The SeaPilot app I used a lot supports both meticulously rendered Swedish Maritime S57 charts and privately made Hydrographica charts of the non commercial areas that the government doesn’t cover well. I’ll write more about them soon.
PS Swedes seemed to love this old Maine joke:
“What’s summer like up here?”
“If it comes on a Sunday, we take a picnic.”
But they’re hoping that this summer may be particularly sweet. Good timing, Kees!
It is true Kees (and Ben), the Stocholm archipelago with all its beauty still needs you to be observant and most boaters are, but not always (not even Pilots: http://www.skargardsbryggan.com/index.lasso?a=508258709&s=3 ).
In the 90’s and early 20’s boaters with faster and bigger boats tended to ran up on both islands and rocks more often than earlier. This (simply put) led to a new law a few years ago. This law forbids people that are steering, navigating or have other crucial duties onboard to have more than 0,2 per mille alcohol in their blood when they are on boats longer than 10 meters or able to drive faster than 15 knots. This law is controversial and debated, not only because it mirrors the one for people driving cars, but also because some researchers say that accidents occur due to other reasons than alcohol.
Never the less, in the Stockholm archipelago there are a lot of rocks and islands and narrow and shallow straits where the shortest way may not always be the best ( http://www.panoramio.com/photo/38958639 ).

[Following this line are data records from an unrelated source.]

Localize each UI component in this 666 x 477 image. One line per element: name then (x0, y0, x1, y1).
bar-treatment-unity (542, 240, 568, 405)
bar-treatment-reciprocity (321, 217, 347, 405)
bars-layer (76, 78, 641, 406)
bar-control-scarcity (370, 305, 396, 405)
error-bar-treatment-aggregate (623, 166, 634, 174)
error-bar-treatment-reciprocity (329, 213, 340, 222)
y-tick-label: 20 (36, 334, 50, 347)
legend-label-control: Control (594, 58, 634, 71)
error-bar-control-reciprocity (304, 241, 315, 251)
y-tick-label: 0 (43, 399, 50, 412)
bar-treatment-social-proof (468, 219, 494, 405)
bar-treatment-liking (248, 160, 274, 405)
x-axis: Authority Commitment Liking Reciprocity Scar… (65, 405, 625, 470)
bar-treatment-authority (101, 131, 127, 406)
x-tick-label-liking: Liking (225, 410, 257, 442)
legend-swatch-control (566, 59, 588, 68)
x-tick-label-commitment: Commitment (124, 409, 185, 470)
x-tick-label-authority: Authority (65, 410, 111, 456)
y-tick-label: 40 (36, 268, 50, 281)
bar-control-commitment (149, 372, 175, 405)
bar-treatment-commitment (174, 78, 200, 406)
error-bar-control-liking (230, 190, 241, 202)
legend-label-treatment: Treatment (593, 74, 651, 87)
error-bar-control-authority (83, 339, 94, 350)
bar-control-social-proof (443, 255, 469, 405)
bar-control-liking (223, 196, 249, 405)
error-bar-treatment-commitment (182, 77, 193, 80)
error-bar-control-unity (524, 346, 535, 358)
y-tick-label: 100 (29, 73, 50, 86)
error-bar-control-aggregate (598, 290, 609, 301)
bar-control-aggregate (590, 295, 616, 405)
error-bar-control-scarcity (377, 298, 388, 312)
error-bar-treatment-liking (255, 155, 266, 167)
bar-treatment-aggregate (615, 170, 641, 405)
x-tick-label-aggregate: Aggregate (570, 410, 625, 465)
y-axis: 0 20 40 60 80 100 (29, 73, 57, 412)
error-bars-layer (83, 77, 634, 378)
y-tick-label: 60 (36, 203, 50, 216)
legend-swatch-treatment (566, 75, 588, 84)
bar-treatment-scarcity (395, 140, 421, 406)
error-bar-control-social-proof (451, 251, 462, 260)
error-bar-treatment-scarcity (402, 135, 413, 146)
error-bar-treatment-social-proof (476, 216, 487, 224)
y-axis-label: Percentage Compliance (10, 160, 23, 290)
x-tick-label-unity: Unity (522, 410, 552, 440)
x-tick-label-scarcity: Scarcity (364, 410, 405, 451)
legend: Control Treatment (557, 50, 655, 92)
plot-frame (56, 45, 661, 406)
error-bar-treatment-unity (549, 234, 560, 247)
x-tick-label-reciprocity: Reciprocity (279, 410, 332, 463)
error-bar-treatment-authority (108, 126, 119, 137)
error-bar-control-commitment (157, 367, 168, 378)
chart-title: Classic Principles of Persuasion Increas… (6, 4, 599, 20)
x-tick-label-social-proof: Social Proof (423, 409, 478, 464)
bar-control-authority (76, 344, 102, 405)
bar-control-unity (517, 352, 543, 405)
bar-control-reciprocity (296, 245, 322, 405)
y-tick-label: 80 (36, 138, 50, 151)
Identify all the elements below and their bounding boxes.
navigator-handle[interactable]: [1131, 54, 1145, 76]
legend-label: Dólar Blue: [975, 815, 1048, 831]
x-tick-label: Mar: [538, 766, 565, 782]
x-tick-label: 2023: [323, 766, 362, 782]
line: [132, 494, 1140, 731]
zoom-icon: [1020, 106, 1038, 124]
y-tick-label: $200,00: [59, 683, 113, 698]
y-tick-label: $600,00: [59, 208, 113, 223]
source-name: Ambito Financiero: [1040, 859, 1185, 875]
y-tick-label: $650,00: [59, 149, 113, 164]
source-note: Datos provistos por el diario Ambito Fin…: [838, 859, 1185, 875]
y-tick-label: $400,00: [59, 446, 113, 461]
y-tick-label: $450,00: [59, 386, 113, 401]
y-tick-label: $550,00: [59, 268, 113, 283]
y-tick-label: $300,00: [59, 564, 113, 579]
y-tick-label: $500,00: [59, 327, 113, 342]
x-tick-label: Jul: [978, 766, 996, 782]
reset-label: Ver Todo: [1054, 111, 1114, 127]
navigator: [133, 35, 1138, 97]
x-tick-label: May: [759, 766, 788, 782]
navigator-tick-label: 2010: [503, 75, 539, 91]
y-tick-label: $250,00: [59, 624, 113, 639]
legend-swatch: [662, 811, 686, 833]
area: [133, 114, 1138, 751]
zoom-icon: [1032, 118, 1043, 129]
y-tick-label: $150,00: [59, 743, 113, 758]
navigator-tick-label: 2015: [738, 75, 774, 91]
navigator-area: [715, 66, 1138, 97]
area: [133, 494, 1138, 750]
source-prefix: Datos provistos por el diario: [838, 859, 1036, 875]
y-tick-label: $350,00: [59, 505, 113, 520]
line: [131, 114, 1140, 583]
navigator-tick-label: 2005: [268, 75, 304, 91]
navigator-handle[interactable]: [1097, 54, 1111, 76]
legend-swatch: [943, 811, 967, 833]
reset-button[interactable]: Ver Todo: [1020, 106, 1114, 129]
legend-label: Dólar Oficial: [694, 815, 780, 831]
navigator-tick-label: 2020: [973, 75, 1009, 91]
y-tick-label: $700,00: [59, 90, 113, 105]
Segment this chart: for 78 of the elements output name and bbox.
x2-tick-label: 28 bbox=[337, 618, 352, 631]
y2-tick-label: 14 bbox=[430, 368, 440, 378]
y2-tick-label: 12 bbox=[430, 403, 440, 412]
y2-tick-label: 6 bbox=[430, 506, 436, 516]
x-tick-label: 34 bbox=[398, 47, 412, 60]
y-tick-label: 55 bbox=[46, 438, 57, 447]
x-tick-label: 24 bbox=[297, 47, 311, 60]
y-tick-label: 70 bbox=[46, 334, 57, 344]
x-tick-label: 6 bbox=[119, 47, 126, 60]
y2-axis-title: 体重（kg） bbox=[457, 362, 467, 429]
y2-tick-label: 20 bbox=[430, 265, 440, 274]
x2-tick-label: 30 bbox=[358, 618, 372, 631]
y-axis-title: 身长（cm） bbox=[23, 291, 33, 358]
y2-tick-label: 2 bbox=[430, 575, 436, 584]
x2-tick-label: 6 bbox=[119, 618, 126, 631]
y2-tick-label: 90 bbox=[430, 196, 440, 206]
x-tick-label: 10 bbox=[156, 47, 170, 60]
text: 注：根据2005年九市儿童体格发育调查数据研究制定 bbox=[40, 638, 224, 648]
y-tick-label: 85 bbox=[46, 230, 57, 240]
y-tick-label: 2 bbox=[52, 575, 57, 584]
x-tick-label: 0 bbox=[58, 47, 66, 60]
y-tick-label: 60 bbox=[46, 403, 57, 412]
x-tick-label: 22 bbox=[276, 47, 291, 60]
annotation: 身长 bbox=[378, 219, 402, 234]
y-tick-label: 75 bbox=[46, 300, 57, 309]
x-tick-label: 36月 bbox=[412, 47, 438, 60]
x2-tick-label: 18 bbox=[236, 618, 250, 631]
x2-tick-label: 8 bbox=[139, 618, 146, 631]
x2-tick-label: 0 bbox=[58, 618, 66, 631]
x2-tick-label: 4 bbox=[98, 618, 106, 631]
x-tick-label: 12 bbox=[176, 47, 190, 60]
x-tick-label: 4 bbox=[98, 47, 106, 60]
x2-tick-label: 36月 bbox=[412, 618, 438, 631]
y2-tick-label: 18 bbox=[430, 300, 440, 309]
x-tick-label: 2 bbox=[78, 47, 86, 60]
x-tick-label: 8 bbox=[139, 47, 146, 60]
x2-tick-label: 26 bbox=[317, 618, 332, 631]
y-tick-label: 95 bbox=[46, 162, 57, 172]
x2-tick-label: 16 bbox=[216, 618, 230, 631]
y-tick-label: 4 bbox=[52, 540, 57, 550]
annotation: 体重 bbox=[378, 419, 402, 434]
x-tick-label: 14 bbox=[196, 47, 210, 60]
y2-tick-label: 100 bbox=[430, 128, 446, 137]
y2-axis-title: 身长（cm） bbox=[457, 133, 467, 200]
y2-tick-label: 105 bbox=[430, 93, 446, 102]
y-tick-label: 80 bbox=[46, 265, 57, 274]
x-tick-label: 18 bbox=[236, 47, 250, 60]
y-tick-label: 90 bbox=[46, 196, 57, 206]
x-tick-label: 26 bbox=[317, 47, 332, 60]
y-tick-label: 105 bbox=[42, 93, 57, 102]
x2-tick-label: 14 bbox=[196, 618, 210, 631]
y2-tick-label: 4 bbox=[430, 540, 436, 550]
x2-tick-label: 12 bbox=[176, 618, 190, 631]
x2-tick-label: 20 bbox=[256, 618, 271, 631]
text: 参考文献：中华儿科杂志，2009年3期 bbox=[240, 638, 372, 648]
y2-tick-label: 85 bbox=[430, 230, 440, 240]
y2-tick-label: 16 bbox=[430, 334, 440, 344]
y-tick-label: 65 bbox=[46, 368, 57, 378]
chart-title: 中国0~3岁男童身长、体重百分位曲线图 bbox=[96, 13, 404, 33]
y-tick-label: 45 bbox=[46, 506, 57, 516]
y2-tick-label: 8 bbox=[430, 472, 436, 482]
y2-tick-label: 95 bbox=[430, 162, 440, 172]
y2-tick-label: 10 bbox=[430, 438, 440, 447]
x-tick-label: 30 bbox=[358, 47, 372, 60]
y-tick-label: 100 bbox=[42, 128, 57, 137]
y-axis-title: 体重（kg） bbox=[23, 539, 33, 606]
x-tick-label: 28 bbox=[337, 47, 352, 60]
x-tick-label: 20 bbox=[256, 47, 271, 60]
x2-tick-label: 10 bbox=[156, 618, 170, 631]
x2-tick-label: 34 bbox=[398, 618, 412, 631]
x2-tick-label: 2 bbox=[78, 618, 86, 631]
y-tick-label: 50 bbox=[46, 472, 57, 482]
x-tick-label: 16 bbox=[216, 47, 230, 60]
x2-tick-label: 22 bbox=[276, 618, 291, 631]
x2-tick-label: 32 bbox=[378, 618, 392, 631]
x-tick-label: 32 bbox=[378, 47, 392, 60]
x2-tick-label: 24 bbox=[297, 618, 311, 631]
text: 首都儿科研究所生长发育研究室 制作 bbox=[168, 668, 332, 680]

The same could be said about the two archipelagos north east of Stockholm’s, Åland archipelago ( http://en.wikipedia.org/wiki/%C3%85land_Islands ) and Turku archipelago ( http://en.wikipedia.org/wiki/Archipelago_Sea ). They too need careful navigation. The difference between them and the Stockholm archipelago is that they “serve” smaller towns than Stockholm, meaning that you have even more space on your own there. The Turku archipelago is also the biggest of them all. So, if you have the time and possibility, they are both well worth the trip over the Sea of Åland. But don’t forget to check the weather reports as waves can grow considerably big there.